Sacha Verna | 11.12.2000
    Das Tagebuch des Sommerfrischlers Vasseur ist ein Zeitroman in tausendundeiner Karikatur. In dreiundzwanzig Kapiteln - nicht etwa in einundzwanzig wie zu erwarten wäre - führt Mirbeau Personen unterschiedlichster Berufe und Berufungen vor, die wenig, aber Wesentliches verbindet: Sie alle sind ziemlich miese Kerle. So planscht in den Thermalbädern von X der Winkeladvokat neben dem verschlagenen Bürgermeister und der skrupellose Marquis neben dem fanatischen General a.D., es ist dort, um es mit Georges Vasseurs Worten zu sagen, "eine unerträgliche Kollektion sämtlicher Vertreter der Menschheit" versammelt. Dabei lässt Mirbeau pikanterweise real existierende Figuren neben fiktiven auftreten. Er verschont weder gefeierte Saionpoeten noch amtierende Staatsminister, und verschafft ihnen die zweifelhafte Ehre, sich an der Seite von Mirbeauschen Kopfgeburten wie Dr.Fardeau-Fardat oder Isidor-Joseph Tarabustin von ihren Verdauungsbeschwerden und Kniegelenkarthrosen zu erholen. Dass der Autor von den lebenden Persönlichkeiten ebensowenig hält wie von den erfundenen, versteht sich von selbst. Mirbeau hatte sich nicht umsonst einen Namen gemacht als scharfzüngiger Kritiker all dessen, was auch nur entfernt nach miefigem Bürgertum, scheinheiligem Klerus oder Hurra-Kapitalismus aussah. Wenige Schriftsteller sind im Frankreich des "Fin de siècle" so vehement gegen politische Wurstel- und soziale Sauereien angetreten wie dieser 1848 geborene Romancier, Dramatiker und Feuilletonist.

    Wo immer ein Skandal vertuscht werden sollte, war Mirbeau zur Stelle, um die honorigen Gauner mit spitzer Feder zu durchbohren. In der Dreyfus-Affäre zum Beispiel kämpfte er bereits für einen Revisionsprozess, als Emile Zolas "J'accuse..." noch in weiter Ferne lag. Im Grunde genommen ist auch "Die 21 Tage eines Neurasthenikers" eine Anklageschrift - eine sehr vergnügliche freilich. Mirbeau ruft darin zum Kehraus in einer Gesellschaft, die seiner Ansicht nach dem düsteren, starren Gebirge gleicht, das X umgibt, und zum Inbegriff dessen verkommen ist, "was das Universum an unheilbarer Trübsal, an rabenschwarzer Entmutigung, an unerträglicher und tödlicher Atmosphäre überhaupt zu bieten hat". Er präsentiert die Welt als Monstrositätenkabinett, bevölkert von Leuten, die ihre Wohnungen mit Negerhäuten tapezieren und Reichtümer horten, die morden, weil ihnen gerade danach zumute ist, und die sowieso korrupt sind bis in die Knochen.
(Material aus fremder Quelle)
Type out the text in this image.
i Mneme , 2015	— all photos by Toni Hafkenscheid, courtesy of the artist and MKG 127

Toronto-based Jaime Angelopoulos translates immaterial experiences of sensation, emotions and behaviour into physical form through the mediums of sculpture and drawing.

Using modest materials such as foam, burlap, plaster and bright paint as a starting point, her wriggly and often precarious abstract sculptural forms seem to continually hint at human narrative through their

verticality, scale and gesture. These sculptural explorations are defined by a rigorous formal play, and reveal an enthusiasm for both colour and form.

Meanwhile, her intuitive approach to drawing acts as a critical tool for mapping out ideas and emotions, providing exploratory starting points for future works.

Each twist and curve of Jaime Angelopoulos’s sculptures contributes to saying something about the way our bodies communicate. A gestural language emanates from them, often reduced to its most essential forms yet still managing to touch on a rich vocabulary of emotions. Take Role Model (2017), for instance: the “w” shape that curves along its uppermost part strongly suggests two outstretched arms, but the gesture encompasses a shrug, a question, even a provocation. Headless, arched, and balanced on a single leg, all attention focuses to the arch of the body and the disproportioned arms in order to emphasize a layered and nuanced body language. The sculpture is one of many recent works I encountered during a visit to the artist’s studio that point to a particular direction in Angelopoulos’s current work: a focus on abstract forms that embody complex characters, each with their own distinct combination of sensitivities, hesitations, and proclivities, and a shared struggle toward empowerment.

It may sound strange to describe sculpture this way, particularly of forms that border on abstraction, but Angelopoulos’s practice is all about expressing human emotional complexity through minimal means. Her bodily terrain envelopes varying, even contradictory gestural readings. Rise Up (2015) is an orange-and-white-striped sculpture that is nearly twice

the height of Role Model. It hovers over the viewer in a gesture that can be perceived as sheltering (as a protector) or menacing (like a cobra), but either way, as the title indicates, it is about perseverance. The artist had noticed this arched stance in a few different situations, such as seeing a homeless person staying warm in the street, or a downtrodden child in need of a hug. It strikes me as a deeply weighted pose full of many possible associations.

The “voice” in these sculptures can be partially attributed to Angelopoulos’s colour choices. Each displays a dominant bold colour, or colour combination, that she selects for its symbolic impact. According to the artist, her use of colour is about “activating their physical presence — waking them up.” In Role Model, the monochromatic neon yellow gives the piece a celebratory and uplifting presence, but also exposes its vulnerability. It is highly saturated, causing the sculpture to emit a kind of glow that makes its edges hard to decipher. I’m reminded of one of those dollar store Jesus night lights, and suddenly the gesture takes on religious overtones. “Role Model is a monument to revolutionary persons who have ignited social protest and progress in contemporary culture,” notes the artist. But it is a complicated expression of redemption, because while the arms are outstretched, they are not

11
Dabei übt sich Mirbeau keineswegs in simpler Schwarz-Weiss-Malerei. Er zeigt vielmehr, dass im ärmsten Teufel oft derselbe Triebtäter steckt wie im wohlig rülpsenden Geldsack.

    Wo Thomas Mann später mit feinster Ironie spielen wird, steht bei Mirbeau blanker Hohn. Und statt einer ausgeklügelten Romankonstruktion bietet Mirbeau pure Romandekonstruktion, indem er die einzelnen Porträts scheinbar vollkommen kunstlos aneinanderreiht- eine Art anarchischer Comicstrip als Antwort auf ein verkrustetes System. Octav Mirbeau war ein Pessimist. In seiner Radikalität ist er dem Profizyniker Michel Houellebcq nicht unähnlich, wobei er im Unterschied zu Houellebecq auf seine Weise noch an die Notwendigkeit und die mögliche Wirkung einer "littérature engagée" glaubte. Doch braucht man Mirbeau gar nicht aktueller zu machen, als er ist. Wieland Grommes versucht zwar in seinem ansonsten äusserst lesenswerten Nachwort, Parallelen aufzuzeigen zwischen den damaligen und den heutigen Verhältnissen in Politik und Wirtschaft. Aber so einfach geht's wohl nicht. Es genügt, sich darüber zu freuen, dass dieses wortgewordene Panoptikum menschlicher Perversitäten in Grommes' präziser Übersetzung nun auch dem deutschsprachigen Leser ein paar erschreckend amüsante Stunden bereiten kann. "Ich habe den Führer bestellt, der mich wieder zurückbringen soll zu den Menschen, dem Leben, dem Licht", schreibt Georges Vasseur am Schluss, "morgen, gleich bei Tagesanbruch, fahre ich ab...".Hoffen wir, dass ihm die Flucht gelungen ist.